Technology goes both ways. One thing that’s really wonderful is we have marketplaces on the Web that have reviews by customers. You do learn from them. If someone drives an Uber car and is abusive to passengers, that will be handled very effectively. On the other hand, it creates an opportunity for big data exploitation of your weaknesses. We’re not talking about conspiracies at all. It’s people trying to make a living off of the Internet.
You are famous for identifying bubbles in housing, stocks, and other assets. What concerns you today?
If you correct for inflation, home prices are not super high. Not like where we were in 2008. I have more concern about the stock market, particularly the U.S. stock market. The market is highly priced. But the market is hard to predict. I’m worried about it, and I wouldn’t be overly exposed to it, but there are other factors that might be pushing it up, like the very low interest rates.

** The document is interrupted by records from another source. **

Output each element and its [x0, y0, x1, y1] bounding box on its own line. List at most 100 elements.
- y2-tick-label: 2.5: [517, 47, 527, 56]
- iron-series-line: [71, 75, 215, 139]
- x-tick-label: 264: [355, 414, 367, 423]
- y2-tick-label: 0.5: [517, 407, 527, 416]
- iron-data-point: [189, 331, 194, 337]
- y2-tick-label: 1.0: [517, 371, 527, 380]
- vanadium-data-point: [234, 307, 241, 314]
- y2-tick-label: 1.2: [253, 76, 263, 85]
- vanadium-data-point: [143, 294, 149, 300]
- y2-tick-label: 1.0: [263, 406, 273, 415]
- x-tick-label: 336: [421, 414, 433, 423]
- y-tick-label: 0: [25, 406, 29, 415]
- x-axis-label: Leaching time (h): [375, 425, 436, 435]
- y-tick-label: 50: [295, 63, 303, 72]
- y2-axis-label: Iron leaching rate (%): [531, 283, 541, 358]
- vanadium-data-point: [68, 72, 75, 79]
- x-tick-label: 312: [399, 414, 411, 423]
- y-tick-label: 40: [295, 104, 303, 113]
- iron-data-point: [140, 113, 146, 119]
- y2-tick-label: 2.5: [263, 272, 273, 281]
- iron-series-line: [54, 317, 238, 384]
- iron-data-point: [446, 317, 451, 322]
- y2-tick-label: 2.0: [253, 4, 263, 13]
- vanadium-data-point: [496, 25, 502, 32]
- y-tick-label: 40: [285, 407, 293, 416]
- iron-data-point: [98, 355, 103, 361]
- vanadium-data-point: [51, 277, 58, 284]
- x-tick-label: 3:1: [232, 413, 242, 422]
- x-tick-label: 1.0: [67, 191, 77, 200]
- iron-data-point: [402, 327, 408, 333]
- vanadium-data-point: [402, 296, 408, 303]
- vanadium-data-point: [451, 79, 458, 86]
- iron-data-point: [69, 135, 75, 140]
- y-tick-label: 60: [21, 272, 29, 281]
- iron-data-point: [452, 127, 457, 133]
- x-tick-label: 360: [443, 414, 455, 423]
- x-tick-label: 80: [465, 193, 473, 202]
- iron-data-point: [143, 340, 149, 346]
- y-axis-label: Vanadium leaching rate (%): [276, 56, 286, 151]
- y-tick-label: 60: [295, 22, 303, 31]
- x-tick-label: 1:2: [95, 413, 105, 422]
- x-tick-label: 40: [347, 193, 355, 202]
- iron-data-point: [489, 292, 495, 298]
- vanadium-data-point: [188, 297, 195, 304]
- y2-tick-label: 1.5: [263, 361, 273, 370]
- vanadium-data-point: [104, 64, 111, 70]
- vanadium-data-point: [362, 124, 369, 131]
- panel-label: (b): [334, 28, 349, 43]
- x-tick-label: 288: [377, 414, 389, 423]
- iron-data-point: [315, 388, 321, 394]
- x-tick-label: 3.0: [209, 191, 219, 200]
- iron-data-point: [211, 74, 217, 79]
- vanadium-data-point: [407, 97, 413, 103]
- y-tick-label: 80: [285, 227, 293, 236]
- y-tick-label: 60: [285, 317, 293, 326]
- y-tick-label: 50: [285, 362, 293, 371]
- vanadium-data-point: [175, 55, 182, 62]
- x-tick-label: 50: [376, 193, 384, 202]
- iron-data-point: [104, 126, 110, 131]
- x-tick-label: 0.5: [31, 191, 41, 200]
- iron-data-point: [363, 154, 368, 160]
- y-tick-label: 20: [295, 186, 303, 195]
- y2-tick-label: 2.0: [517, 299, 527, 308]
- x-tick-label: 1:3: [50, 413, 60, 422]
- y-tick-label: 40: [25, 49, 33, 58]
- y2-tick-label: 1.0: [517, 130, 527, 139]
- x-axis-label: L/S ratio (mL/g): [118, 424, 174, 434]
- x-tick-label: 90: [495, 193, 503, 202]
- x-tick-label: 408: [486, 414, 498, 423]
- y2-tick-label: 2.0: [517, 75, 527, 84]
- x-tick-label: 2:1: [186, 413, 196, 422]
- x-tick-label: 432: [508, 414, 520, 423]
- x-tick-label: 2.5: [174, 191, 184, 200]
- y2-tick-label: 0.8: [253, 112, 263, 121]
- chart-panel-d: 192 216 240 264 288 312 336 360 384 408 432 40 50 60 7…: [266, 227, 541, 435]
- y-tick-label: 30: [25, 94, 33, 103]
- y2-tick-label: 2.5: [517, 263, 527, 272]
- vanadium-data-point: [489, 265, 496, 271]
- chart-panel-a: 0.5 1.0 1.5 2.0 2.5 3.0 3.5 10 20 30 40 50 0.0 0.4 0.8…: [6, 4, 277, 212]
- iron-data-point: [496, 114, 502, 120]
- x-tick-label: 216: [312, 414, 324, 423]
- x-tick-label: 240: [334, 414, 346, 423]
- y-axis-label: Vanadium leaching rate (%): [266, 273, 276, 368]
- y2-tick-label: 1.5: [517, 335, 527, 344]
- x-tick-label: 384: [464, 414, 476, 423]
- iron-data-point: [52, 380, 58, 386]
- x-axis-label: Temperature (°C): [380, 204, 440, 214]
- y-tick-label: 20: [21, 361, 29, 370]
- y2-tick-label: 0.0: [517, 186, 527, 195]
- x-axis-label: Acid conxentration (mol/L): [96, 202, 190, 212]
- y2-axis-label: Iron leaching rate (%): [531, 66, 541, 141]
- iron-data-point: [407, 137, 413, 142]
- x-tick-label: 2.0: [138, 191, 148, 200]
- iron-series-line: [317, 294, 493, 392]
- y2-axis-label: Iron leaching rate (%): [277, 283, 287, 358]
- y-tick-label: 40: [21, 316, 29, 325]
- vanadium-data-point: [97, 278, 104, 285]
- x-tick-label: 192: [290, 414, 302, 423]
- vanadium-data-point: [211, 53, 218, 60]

Something that is rarely talked about with regard to market outlook is the fear of inequality that we now have and the fear of technology. There are people that are worried about computers overtaking their jobs. If you ask, “What will your children be doing [for work] in 30 years?” People will say “I have no idea.” Are the jobs that I see around me today going to still be around? I don’t know.
MIT professor Norbert Wiener wrote a book in 1948 called Cybernetics, about computer science. He says at one point, I don’t know what to worry about more, the computer or the atomic bomb. Remember that was three years after Hiroshima and Nagasaki. So what could he mean, the computer is more dangerous than the atomic bomb? Well, exactly this, as he said, that the computer will eventually replace the jobs that people do. And this is already happening.
I view this as the challenge of our time, maybe the most important policy issue facing us, and it’s a difficult one.
The way computer technology is exploding right now with robotics and voice-activated things that answer your questions, translate them into a different language. Where will it be in 10, 20, or 30 years? I think that’s the biggest question facing our society.
The technology advances of recent years have been quite remarkable, and so have the valuations put on startup companies. Are we in a technology investing bubble?
Technology has made the biggest changes in our economy. There are people who are starting to criticize the GDP numbers and the productivity numbers because they are not estimating the impact of this new technology, not capturing it.
There are important changes underway. I’m excited and I think it’s great that we have this entrepreneurial excitement, but it does tend to produce a bubble. It’s like a powerful force, it’s hard to control. And I don’t know that we have to worry too much if we have a tech bubble burst, as long as investors are diversified.